Kerk & religie

Dijbeen in kerk Rome toch niet van Jakobus

Al sinds de zesde eeuw wordt beweerd dat in de Santi Apostolikerk in Rome een dijbeen van Jakobus ligt. Het is echter onmogelijk dat dit bot aan de apostel heeft toebehoord.

Redactie kerk
3 February 2021 10:38
Al sinds de zesde eeuw wordt beweerd dat in de Santi Apostolikerk in Rome een dijbeen van Jakobus ligt. beeld Lalupa/Wikmedia
Al sinds de zesde eeuw wordt beweerd dat in de Santi Apostolikerk in Rome een dijbeen van Jakobus ligt. beeld Lalupa/Wikmedia

Van heinde en verre komen mensen al sinds de zesde eeuw naar de kerk in Rome om daar met eigen ogen relikwieën te aanschouwen: een dijbeen dat wordt toegeschreven aan Jakobus (de zoon van Alfeüs) en een scheenbeen en gemummificeerde voet die van Filippus zouden zijn geweest.

Het dijbeen moet echter van iemand zijn geweest die zo’n twee eeuwen later leefde dan Jakobus. Dat concludeert een internationaal onderzoeksteam in het nieuwste nummer van het tijdschrift Heritage Science. Het team stond onder leiding van prof. dr. Kaare Rasmussen uit het Deense Odense. Onder de andere deelnemers was prof. dr. Hans van der Plicht, hoogleraar aan de Rijksuniversiteit Groningen en expert op het gebied van koolstof 14-dateringen.

Analyses

De onderzoekers zijn er niet in geslaagd de resten die worden toegeschreven aan Filippus te ontsmetten en te dateren. Hoe oud deze zijn, blijft dus onbekend. Het vermeende dijbeen van Jakobus konden zij wel onderwerpen aan een aantal analyses. De koolstofdatering wees erop dat het dijbeen moet zijn geweest van iemand die leefde tussen 214 en 340 na Christus – zo’n 160 tot 240 jaar later dan Jakobus.

Wie die persoon was, zal waarschijnlijk nooit bekend worden. De onderzoekers vinden het aannemelijk dat het dijbeen van een vroege christen is geweest, omdat het waarschijnlijk uit een christelijk graf is gehaald door iemand die ervan overtuigd was dat Jakobus daar begraven lag. Hetzelfde zou zijn gebeurd met de overblijfselen van Filippus.

Nadat het christendom in de vierde eeuw staatsgodsdienst werd in het Romeinse Rijk, werden overblijfselen van vereerde christelijke martelaren uit hun graven gehaald en naar kerken verplaatst om als relikwieën te worden vereerd. Dit wordt ”translatie” genoemd. Het is onbekend wie de vermeende resten van Filippus en Jakobus heeft verplaatst en waar zij vandaan kwamen. Bekend is wel dat deze resten sinds de zesde eeuw liggen in de kerk die ter nagedachtenis aan beide apostelen is gebouwd.
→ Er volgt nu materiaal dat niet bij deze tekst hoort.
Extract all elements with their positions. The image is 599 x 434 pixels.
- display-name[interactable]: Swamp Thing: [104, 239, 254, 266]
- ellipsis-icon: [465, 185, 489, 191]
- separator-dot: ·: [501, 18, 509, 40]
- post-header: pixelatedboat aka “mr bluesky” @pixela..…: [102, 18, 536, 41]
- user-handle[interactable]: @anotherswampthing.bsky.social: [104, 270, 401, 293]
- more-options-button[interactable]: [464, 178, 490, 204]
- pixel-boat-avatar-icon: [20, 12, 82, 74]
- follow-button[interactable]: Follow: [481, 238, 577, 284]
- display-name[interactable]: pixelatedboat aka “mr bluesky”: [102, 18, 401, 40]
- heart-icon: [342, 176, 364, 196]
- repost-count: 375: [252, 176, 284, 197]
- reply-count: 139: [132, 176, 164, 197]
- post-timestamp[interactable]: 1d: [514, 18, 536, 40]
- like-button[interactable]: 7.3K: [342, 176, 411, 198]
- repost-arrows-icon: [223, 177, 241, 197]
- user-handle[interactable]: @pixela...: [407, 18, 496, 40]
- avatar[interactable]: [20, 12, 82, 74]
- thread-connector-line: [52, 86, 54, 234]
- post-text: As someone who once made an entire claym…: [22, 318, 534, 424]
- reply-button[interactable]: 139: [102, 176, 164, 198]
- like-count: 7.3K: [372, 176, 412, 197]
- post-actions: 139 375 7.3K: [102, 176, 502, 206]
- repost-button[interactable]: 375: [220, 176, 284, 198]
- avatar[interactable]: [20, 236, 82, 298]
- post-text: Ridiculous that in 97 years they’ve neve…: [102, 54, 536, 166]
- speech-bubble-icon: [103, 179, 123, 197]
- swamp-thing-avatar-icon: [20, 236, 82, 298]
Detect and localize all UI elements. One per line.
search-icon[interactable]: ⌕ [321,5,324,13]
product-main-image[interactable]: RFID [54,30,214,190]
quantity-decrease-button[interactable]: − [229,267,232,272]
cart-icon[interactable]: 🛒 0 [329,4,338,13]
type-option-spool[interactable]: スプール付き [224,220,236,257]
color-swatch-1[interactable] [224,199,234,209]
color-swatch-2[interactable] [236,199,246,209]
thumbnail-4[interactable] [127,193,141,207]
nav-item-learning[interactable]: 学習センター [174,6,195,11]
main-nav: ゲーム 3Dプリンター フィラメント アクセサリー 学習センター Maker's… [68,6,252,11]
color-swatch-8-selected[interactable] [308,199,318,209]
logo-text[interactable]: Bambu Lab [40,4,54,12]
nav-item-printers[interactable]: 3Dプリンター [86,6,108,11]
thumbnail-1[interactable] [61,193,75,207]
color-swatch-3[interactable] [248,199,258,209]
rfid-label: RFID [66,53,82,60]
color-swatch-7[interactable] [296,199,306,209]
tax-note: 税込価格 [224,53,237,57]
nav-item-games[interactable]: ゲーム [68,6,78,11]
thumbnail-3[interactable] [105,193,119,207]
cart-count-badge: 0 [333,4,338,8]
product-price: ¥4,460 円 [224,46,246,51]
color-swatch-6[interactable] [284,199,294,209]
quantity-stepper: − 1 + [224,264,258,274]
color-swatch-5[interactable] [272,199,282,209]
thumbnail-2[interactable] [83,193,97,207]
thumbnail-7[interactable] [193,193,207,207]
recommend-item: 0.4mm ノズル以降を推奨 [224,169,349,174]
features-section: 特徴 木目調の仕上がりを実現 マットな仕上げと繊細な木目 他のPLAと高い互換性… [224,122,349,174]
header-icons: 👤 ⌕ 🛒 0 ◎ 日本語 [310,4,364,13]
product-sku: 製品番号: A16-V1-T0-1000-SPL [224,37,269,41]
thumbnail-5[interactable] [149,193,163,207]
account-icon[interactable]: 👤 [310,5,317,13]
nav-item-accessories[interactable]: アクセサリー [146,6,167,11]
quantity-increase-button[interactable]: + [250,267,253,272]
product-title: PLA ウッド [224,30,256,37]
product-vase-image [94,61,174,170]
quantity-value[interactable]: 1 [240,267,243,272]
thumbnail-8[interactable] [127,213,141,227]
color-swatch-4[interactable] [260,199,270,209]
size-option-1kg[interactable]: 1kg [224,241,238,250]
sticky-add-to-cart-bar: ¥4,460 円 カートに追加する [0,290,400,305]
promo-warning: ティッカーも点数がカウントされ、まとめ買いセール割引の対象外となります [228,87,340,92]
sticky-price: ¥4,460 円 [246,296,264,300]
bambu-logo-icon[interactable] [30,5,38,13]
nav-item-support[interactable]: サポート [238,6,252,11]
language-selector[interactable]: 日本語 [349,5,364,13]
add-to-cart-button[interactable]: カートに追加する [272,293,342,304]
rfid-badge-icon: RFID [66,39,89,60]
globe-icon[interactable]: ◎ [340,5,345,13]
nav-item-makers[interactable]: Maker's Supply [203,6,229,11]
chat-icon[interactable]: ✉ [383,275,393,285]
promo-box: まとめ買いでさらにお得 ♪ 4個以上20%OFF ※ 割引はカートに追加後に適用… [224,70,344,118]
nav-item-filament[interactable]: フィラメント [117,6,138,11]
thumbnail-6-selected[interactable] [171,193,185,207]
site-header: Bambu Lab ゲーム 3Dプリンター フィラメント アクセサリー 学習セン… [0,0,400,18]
De eerste historisch bekende verplaatsing van het lichaam van een martelaar naar een kerk is die van Babylas van Antiochië in het jaar 354. Zijn lichaamsresten werden van een begraafplaats in Antiochië overgebracht naar een kerk in de voorstad Daphne, die keizer Constantius Gallus speciaal daarvoor had laten bouwen.

Vanaf de tweede helft van de vierde eeuw laten bronnen een toenemende populariteit en verspreiding van relikwieën zien. Ondanks de kritiek van bisschoppen begonnen mensen relikwieën van martelaren en heiligen in kerken te plaatsen. In het hele Romeinse Rijk werden lichamen en lichaamsdelen opgegraven, verplaatst en in vele kerken herbegraven in de apsis, vlak bij het altaar.

RD.nl in uw mailbox?

Ontvang onze wekelijkse nieuwsbrief om op de hoogte te blijven.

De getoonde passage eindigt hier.